Chinese, English (US/UK), Japanese, Korean, French, German, Spanish, Russian.

## Project Structure

```
app/               # FastAPI web app
  main.py          # Entry point
  routes/          # HTTP routes
  templates/       # Jinja2 HTML templates
  static/          # CSS + JS
cli/               # Command Line Interface
  main.py          # CLI entry point with click commands
core/              # Core logic
  converter.py     # Conversion orchestrator + state persistence
  models.py        # Pydantic data models
  book_parser/     # EPUB, MOBI, PDF, TXT parsers
  tts_provider/    # TTS providers (Edge, Baidu, iFlytek, ElevenLabs, Qwen3 MLX)
  audio_builder/   # FFmpeg audio assembly (M4B/MP3)
  text_processor/  # Text cleaning + chunking
config/            # Settings (pydantic-settings)
uploads/           # Uploaded ebooks + meta.json state files
output/            # Generated audiobook files
```

## Dependencies & Licensing

All dependencies use permissive licenses compatible with MIT:

| License | Packages |
|---------|----------|
| MIT | fastapi, pydantic, pydantic-settings, beautifulsoup4, pdfplumber, pydub, sentencex, mlx-audio |
| BSD-3-Clause | uvicorn, jinja2, lxml, httpx, websockets, soundfile |
| Apache-2.0 | python-multipart, aiofiles, hf-transfer |
| LGPL-3.0 | edge-tts |

EPUB parsing uses a built-in parser (zipfile + lxml) — no ebooklib dependency.

## License

MIT — see [LICENSE](LICENSE).

## Disclaimer

**Edge TTS**: This project includes [edge-tts](https://github.com/rany2/edge-tts) as one TTS provider, which connects to Microsoft Edge's online text-to-speech service.

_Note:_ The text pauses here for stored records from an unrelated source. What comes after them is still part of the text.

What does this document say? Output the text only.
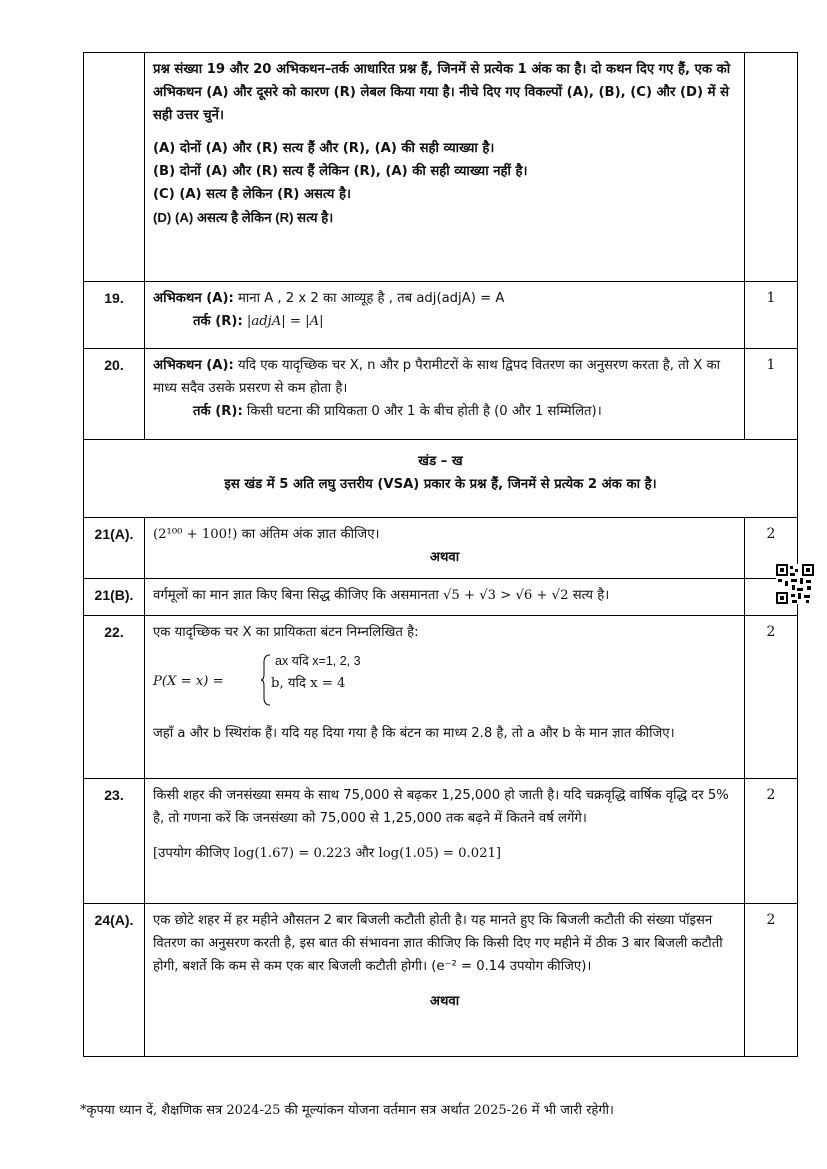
	प्रश्न संख्या 19 और 20 अभिकथन–तर्क आधारित प्रश्न हैं, जिनमें से प्रत्येक 1 अंक का है। दो कथन दिए गए हैं, एक को अभिकथन (A) और दूसरे को कारण (R) लेबल किया गया है। नीचे दिए गए विकल्पों (A), (B), (C) और (D) में से सही उत्तर चुनें।
(A) दोनों (A) और (R) सत्य हैं और (R), (A) की सही व्याख्या है।
(B) दोनों (A) और (R) सत्य हैं लेकिन (R), (A) की सही व्याख्या नहीं है।
(C) (A) सत्य है लेकिन (R) असत्य है।
(D) (A) असत्य है लेकिन (R) सत्य है।	

19.	अभिकथन (A): माना A , 2 x 2 का आव्यूह है , तब adj(adjA) = A
तर्क (R): |adjA| = |A|	1
20.	अभिकथन (A): यदि एक यादृच्छिक चर X, n और p पैरामीटरों के साथ द्विपद वितरण का अनुसरण करता है, तो X का माध्य सदैव उसके प्रसरण से कम होता है।
तर्क (R): किसी घटना की प्रायिकता 0 और 1 के बीच होती है (0 और 1 सम्मिलित)।	1

खंड – ख
इस खंड में 5 अति लघु उत्तरीय (VSA) प्रकार के प्रश्न हैं, जिनमें से प्रत्येक 2 अंक का है।		

21(A).	(2¹⁰⁰ + 100!) का अंतिम अंक ज्ञात कीजिए।
अथवा	2
21(B).	वर्गमूलों का मान ज्ञात किए बिना सिद्ध कीजिए कि असमानता √5 + √3 > √6 + √2 सत्य है।	
22.	एक यादृच्छिक चर X का प्रायिकता बंटन निम्नलिखित है:
P(X = x) =
ax यदि x=1, 2, 3
b, यदि x = 4
जहाँ a और b स्थिरांक हैं। यदि यह दिया गया है कि बंटन का माध्य 2.8 है, तो a और b के मान ज्ञात कीजिए।	2
23.	किसी शहर की जनसंख्या समय के साथ 75,000 से बढ़कर 1,25,000 हो जाती है। यदि चक्रवृद्धि वार्षिक वृद्धि दर 5% है, तो गणना करें कि जनसंख्या को 75,000 से 1,25,000 तक बढ़ने में कितने वर्ष लगेंगे।
[उपयोग कीजिए log(1.67) = 0.223 और log(1.05) = 0.021]	2
24(A).	एक छोटे शहर में हर महीने औसतन 2 बार बिजली कटौती होती है। यह मानते हुए कि बिजली कटौती की संख्या पॉइसन वितरण का अनुसरण करती है, इस बात की संभावना ज्ञात कीजिए कि किसी दिए गए महीने में ठीक 3 बार बिजली कटौती होगी, बशर्ते कि कम से कम एक बार बिजली कटौती होगी। (e⁻² = 0.14 उपयोग कीजिए)।
अथवा	2
*कृपया ध्यान दें, शैक्षणिक सत्र 2024-25 की मूल्यांकन योजना वर्तमान सत्र अर्थात 2025-26 में भी जारी रहेगी।
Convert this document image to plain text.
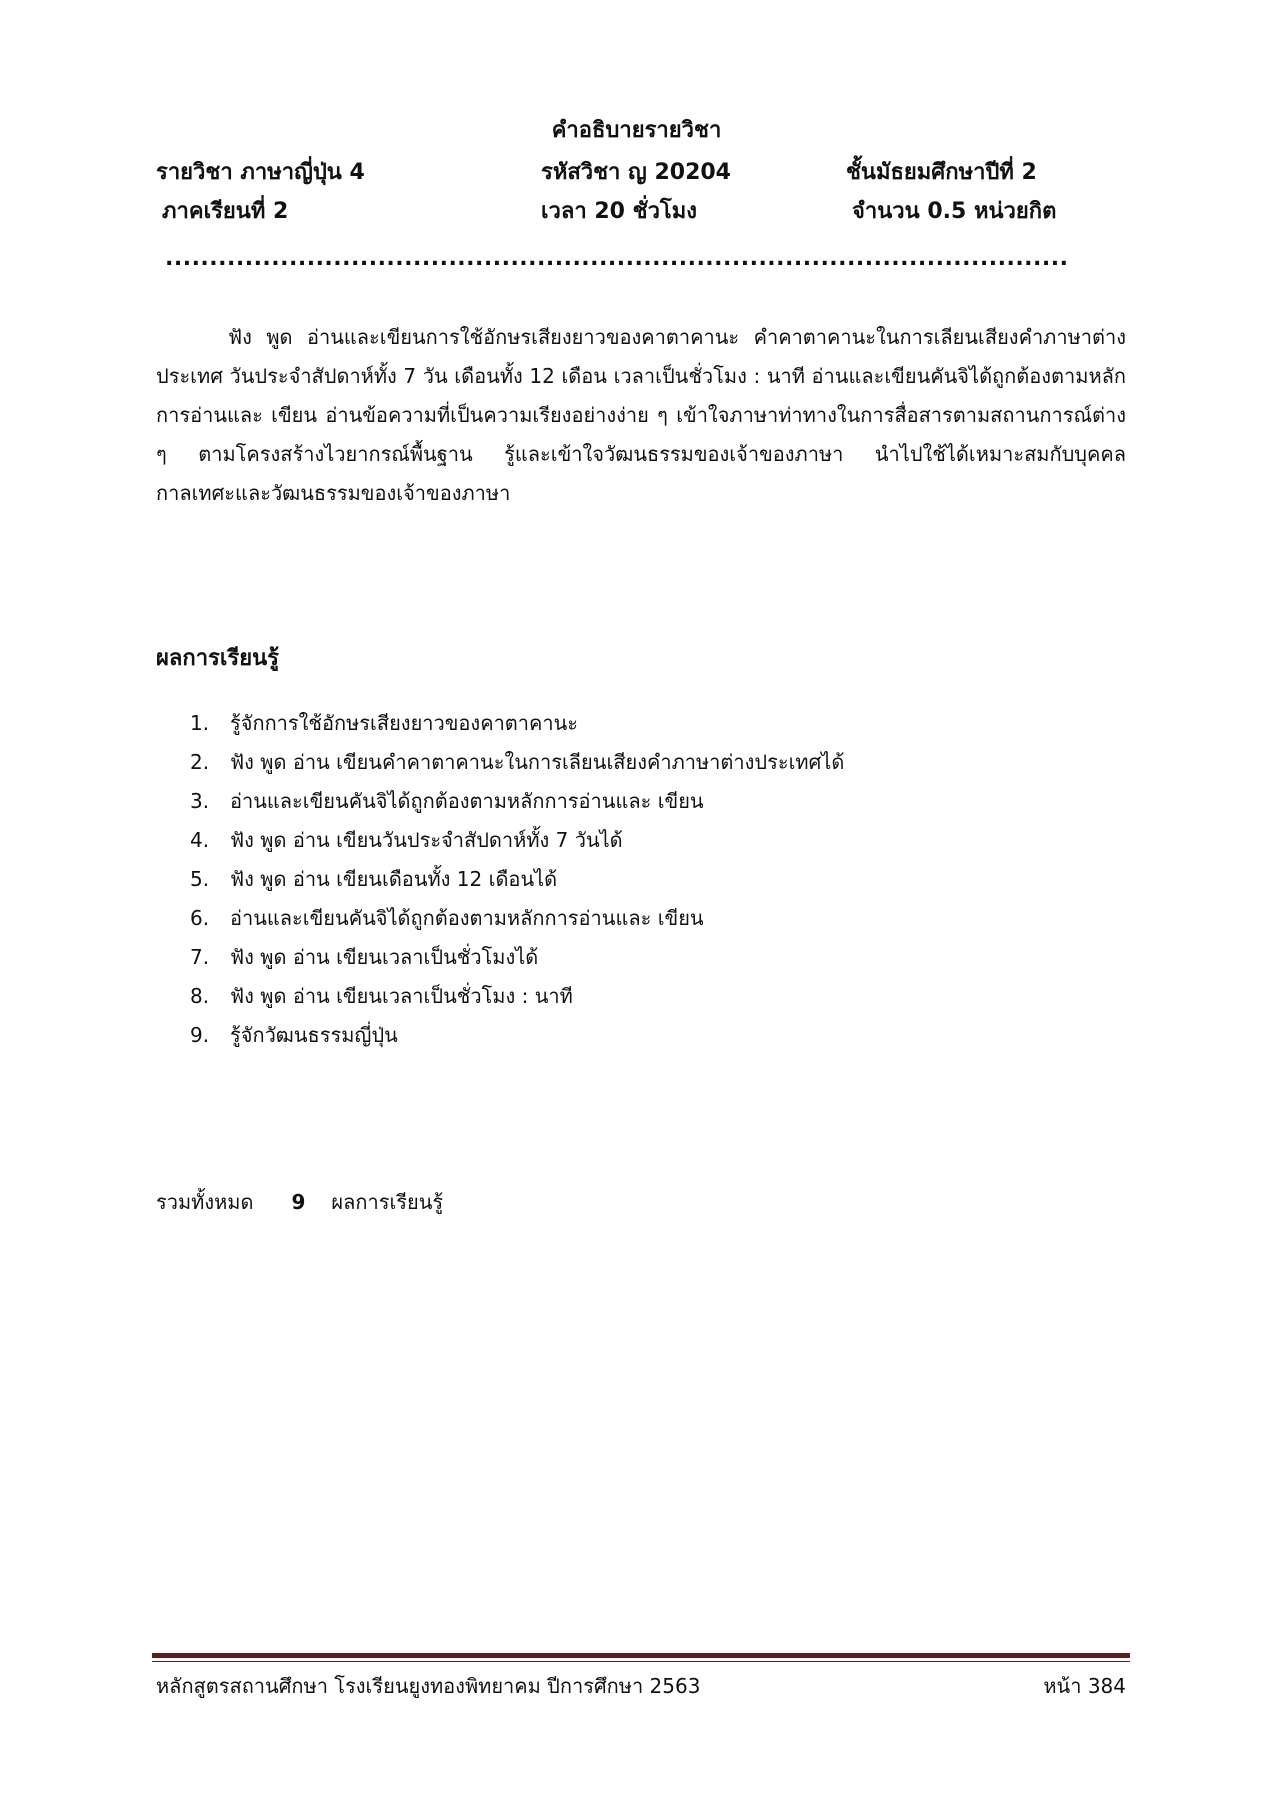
คำอธิบายรายวิชา
รายวิชา ภาษาญี่ปุ่น 4	รหัสวิชา ญ 20204	ชั้นมัธยมศึกษาปีที่ 2
ภาคเรียนที่ 2	เวลา 20 ชั่วโมง	จำนวน 0.5 หน่วยกิต
......................................................................................................

ฟัง พูด อ่านและเขียนการใช้อักษรเสียงยาวของคาตาคานะ คำคาตาคานะในการเลียนเสียงคำภาษาต่างประเทศ วันประจำสัปดาห์ทั้ง 7 วัน เดือนทั้ง 12 เดือน เวลาเป็นชั่วโมง : นาที อ่านและเขียนคันจิได้ถูกต้องตามหลักการอ่านและ เขียน อ่านข้อความที่เป็นความเรียงอย่างง่าย ๆ เข้าใจภาษาท่าทางในการสื่อสารตามสถานการณ์ต่าง ๆ ตามโครงสร้างไวยากรณ์พื้นฐาน รู้และเข้าใจวัฒนธรรมของเจ้าของภาษา นำไปใช้ได้เหมาะสมกับบุคคล กาลเทศะและวัฒนธรรมของเจ้าของภาษา

ผลการเรียนรู้
1. รู้จักการใช้อักษรเสียงยาวของคาตาคานะ
2. ฟัง พูด อ่าน เขียนคำคาตาคานะในการเลียนเสียงคำภาษาต่างประเทศได้
3. อ่านและเขียนคันจิได้ถูกต้องตามหลักการอ่านและ เขียน
4. ฟัง พูด อ่าน เขียนวันประจำสัปดาห์ทั้ง 7 วันได้
5. ฟัง พูด อ่าน เขียนเดือนทั้ง 12 เดือนได้
6. อ่านและเขียนคันจิได้ถูกต้องตามหลักการอ่านและ เขียน
7. ฟัง พูด อ่าน เขียนเวลาเป็นชั่วโมงได้
8. ฟัง พูด อ่าน เขียนเวลาเป็นชั่วโมง : นาที
9. รู้จักวัฒนธรรมญี่ปุ่น
รวมทั้งหมด 9 ผลการเรียนรู้
หลักสูตรสถานศึกษา โรงเรียนยูงทองพิทยาคม ปีการศึกษา 2563	หน้า 384
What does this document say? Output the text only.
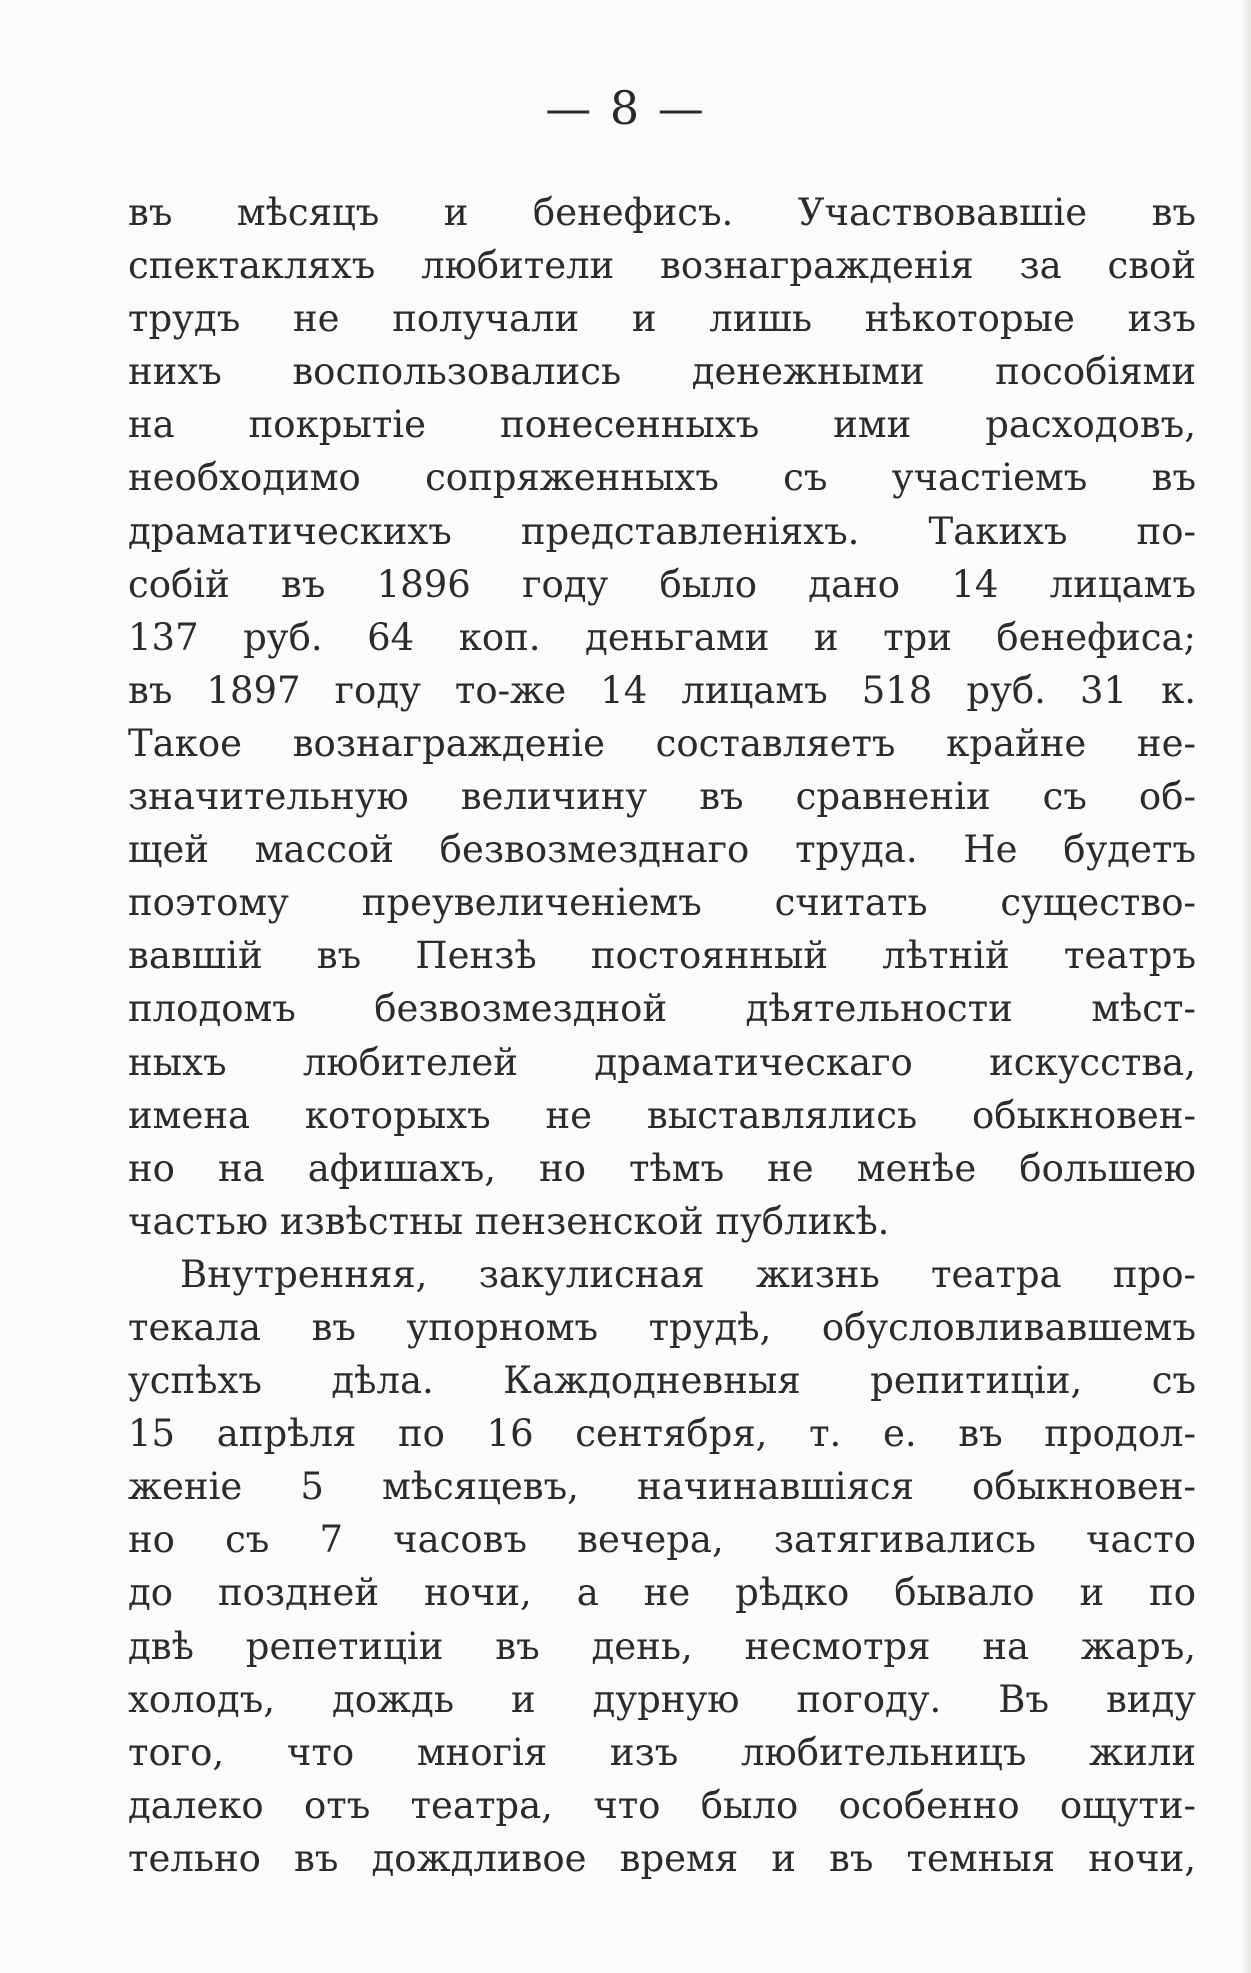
— 8 —
въ мѣсяцъ и бенефисъ. Участвовавшіе въ
спектакляхъ любители вознагражденія за свой
трудъ не получали и лишь нѣкоторые изъ
нихъ воспользовались денежными пособіями
на покрытіе понесенныхъ ими расходовъ,
необходимо сопряженныхъ съ участіемъ въ
драматическихъ представленіяхъ. Такихъ по-
собій въ 1896 году было дано 14 лицамъ
137 руб. 64 коп. деньгами и три бенефиса;
въ 1897 году то-же 14 лицамъ 518 руб. 31 к.
Такое вознагражденіе составляетъ крайне не-
значительную величину въ сравненіи съ об-
щей массой безвозмезднаго труда. Не будетъ
поэтому преувеличеніемъ считать существо-
вавшій въ Пензѣ постоянный лѣтній театръ
плодомъ безвозмездной дѣятельности мѣст-
ныхъ любителей драматическаго искусства,
имена которыхъ не выставлялись обыкновен-
но на афишахъ, но тѣмъ не менѣе большею
частью извѣстны пензенской публикѣ.
Внутренняя, закулисная жизнь театра про-
текала въ упорномъ трудѣ, обусловливавшемъ
успѣхъ дѣла. Каждодневныя репитиціи, съ
15 апрѣля по 16 сентября, т. е. въ продол-
женіе 5 мѣсяцевъ, начинавшіяся обыкновен-
но съ 7 часовъ вечера, затягивались часто
до поздней ночи, а не рѣдко бывало и по
двѣ репетиціи въ день, несмотря на жаръ,
холодъ, дождь и дурную погоду. Въ виду
того, что многія изъ любительницъ жили
далеко отъ театра, что было особенно ощути-
тельно въ дождливое время и въ темныя ночи,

This is not an official Microsoft API and may violate Microsoft's Terms of Service. 

**Alternative Providers**: Users can choose alternative TTS providers (ElevenLabs, Baidu TTS, iFlytek TTS, or local Qwen3 MLX models) to avoid using Edge TTS. See the [TTS Providers](#tts-providers) section for configuration details.

**Use at your own risk**: The authors are not responsible for any violations of third-party terms of service.